21 December 2009

Economists, part of the problem

I'm going to interrupt my rant on climate change to tell a great joke I heard years ago.

After shipwreck, three world-renowned academics find themselves marooned on an island with a case of canned food. As they start to get hungry, they brainstorm on problem of opening the cans.


The first academic, a chemist, says, "If we leave a can in the sun, Boyle's Law tells me that the contents will increase in pressure and the can will burst."

The second, a mathematician, says, "We'll need to know about the how the can is made so that we can determine how best to locate it so that it will burst in the shortest period of time while spilling the least amount of contents."

The third, an economist, says "Let's just assume that we have a can opener..."
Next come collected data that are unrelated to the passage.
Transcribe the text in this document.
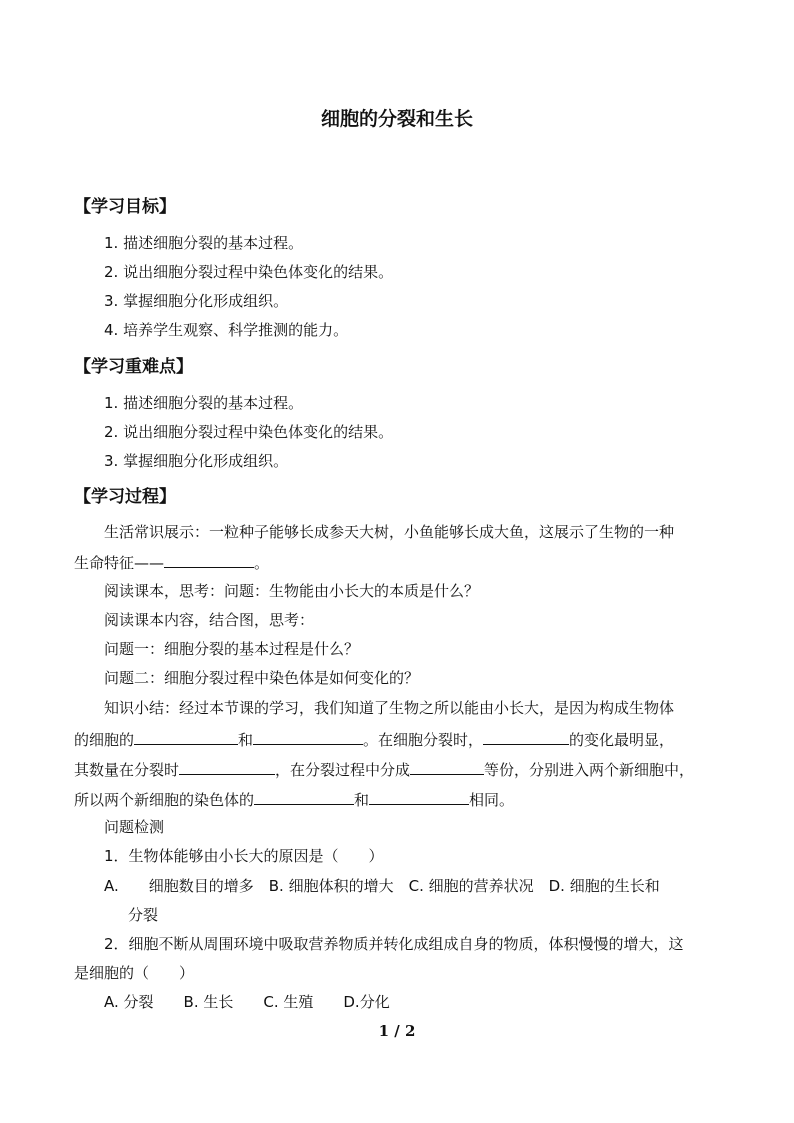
细胞的分裂和生长
【学习目标】
1. 描述细胞分裂的基本过程。
2. 说出细胞分裂过程中染色体变化的结果。
3. 掌握细胞分化形成组织。
4. 培养学生观察、科学推测的能力。
【学习重难点】
1. 描述细胞分裂的基本过程。
2. 说出细胞分裂过程中染色体变化的结果。
3. 掌握细胞分化形成组织。
【学习过程】
生活常识展示：一粒种子能够长成参天大树，小鱼能够长成大鱼，这展示了生物的一种
生命特征——	。
阅读课本，思考：问题：生物能由小长大的本质是什么？
阅读课本内容，结合图，思考：
问题一：细胞分裂的基本过程是什么？
问题二：细胞分裂过程中染色体是如何变化的？
知识小结：经过本节课的学习，我们知道了生物之所以能由小长大，是因为构成生物体
的细胞的	和	。在细胞分裂时，	的变化最明显，
其数量在分裂时	，在分裂过程中分成	等份，分别进入两个新细胞中，
所以两个新细胞的染色体的	和	相同。
问题检测
1．生物体能够由小长大的原因是（　　）
A.　　细胞数目的增多　B. 细胞体积的增大　C. 细胞的营养状况　D. 细胞的生长和
分裂
2．细胞不断从周围环境中吸取营养物质并转化成组成自身的物质，体积慢慢的增大，这
是细胞的（　　）
A. 分裂　　B. 生长　　C. 生殖　　D.分化
1 / 2
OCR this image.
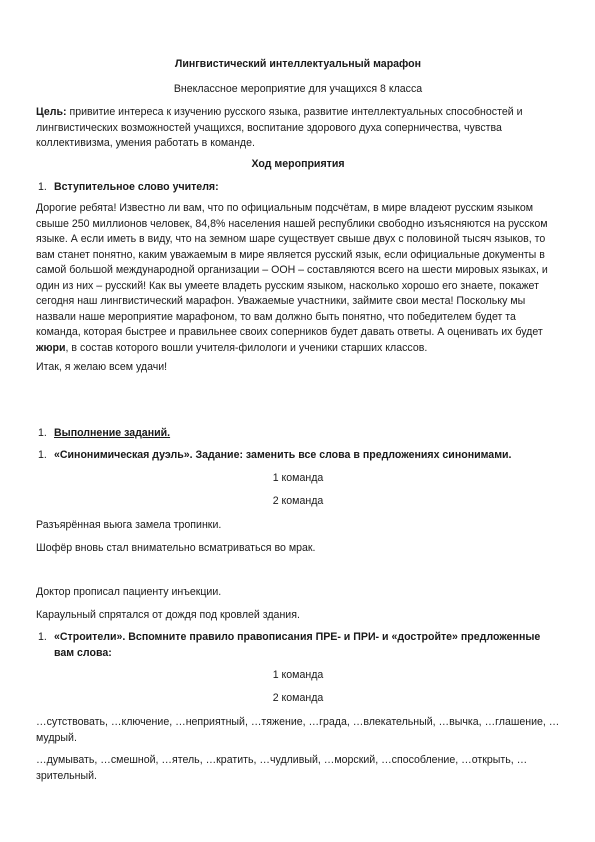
Лингвистический интеллектуальный марафон

Внеклассное мероприятие для учащихся 8 класса

Цель: привитие интереса к изучению русского языка, развитие интеллектуальных способностей и лингвистических возможностей учащихся, воспитание здорового духа соперничества, чувства коллективизма, умения работать в команде.

Ход мероприятия

1. Вступительное слово учителя:

Дорогие ребята! Известно ли вам, что по официальным подсчётам, в мире владеют русским языком свыше 250 миллионов человек, 84,8% населения нашей республики свободно изъясняются на русском языке. А если иметь в виду, что на земном шаре существует свыше двух с половиной тысяч языков, то вам станет понятно, каким уважаемым в мире является русский язык, если официальные документы в самой большой международной организации – ООН – составляются всего на шести мировых языках, и один из них – русский! Как вы умеете владеть русским языком, насколько хорошо его знаете, покажет сегодня наш лингвистический марафон. Уважаемые участники, займите свои места! Поскольку мы назвали наше мероприятие марафоном, то вам должно быть понятно, что победителем будет та команда, которая быстрее и правильнее своих соперников будет давать ответы. А оценивать их будет жюри, в состав которого вошли учителя-филологи и ученики старших классов.

Итак, я желаю всем удачи!

1. Выполнение заданий.

1. «Синонимическая дуэль». Задание: заменить все слова в предложениях синонимами.

1 команда

2 команда

Разъярённая вьюга замела тропинки.

Шофёр вновь стал внимательно всматриваться во мрак.

Доктор прописал пациенту инъекции.

Караульный спрятался от дождя под кровлей здания.

1. «Строители». Вспомните правило правописания ПРЕ- и ПРИ- и «достройте» предложенные вам слова:

1 команда

2 команда

…сутствовать, …ключение, …неприятный, …тяжение, …града, …влекательный, …вычка, …глашение, …мудрый.

…думывать, …смешной, …ятель, …кратить, …чудливый, …морский, …способление, …открыть, …зрительный.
The point here is to illustrate that economists, especially academic ones, make a lot of horribly flawed assumptions about the state of things, specifically considering variables as constants for the purposes of evaluation.

Now, consider the impact that economists have on government.

3 comments:

Unknown said...

Far be it from me to disagree, but the country is run by politicians. Those politicians are advised by economists who are selected for politically acceptable views, for the most part.
It's sort of like being Pope - to get there, you have to be part of an ever-shrinking pool of candidates that appeal to the powers in the next few levels up. By the time you arrive, you've spent so much time and energy fitting in that it's a self-fulfilling prophecy.
There are plenty of economists in the world that have it the right way around - I can recommend a very nice podcast if you have some listening time - but they're not the ones that appeal to politicians who are looking for "evidence" that their latest scheme is the right thing to do.
Those politicians are looking for the economic equivalent of Howard Zinn. They want someone with a specific viewpoint and the willingness to rearrange a few facts in order to make that view into economic "truth".
To bring it back around to your previous rant, it's sort of like climate change in that regard. There's plenty of evidence that the global climate is changing, but the zealots weren't willing to let a true scientific process work out the hows and whys.

Frank Moore said...

OK, I edited the last sentence to to deflect the focus back onto the joke.

As for economists, the barb was pointed specifically at the academics who publish nonsensical ideas. The point being that there are a lot of politicians who get their ideas from these "lost in space" types whose grip on reality is tenuous at best. It's only after the idea is picked up that the politicians find economists who'll justify it for them.

Anonymous said...

Q. How many economists does it take to change a lightbulb? A. None. If the lightbulb needed changing, the market would do it.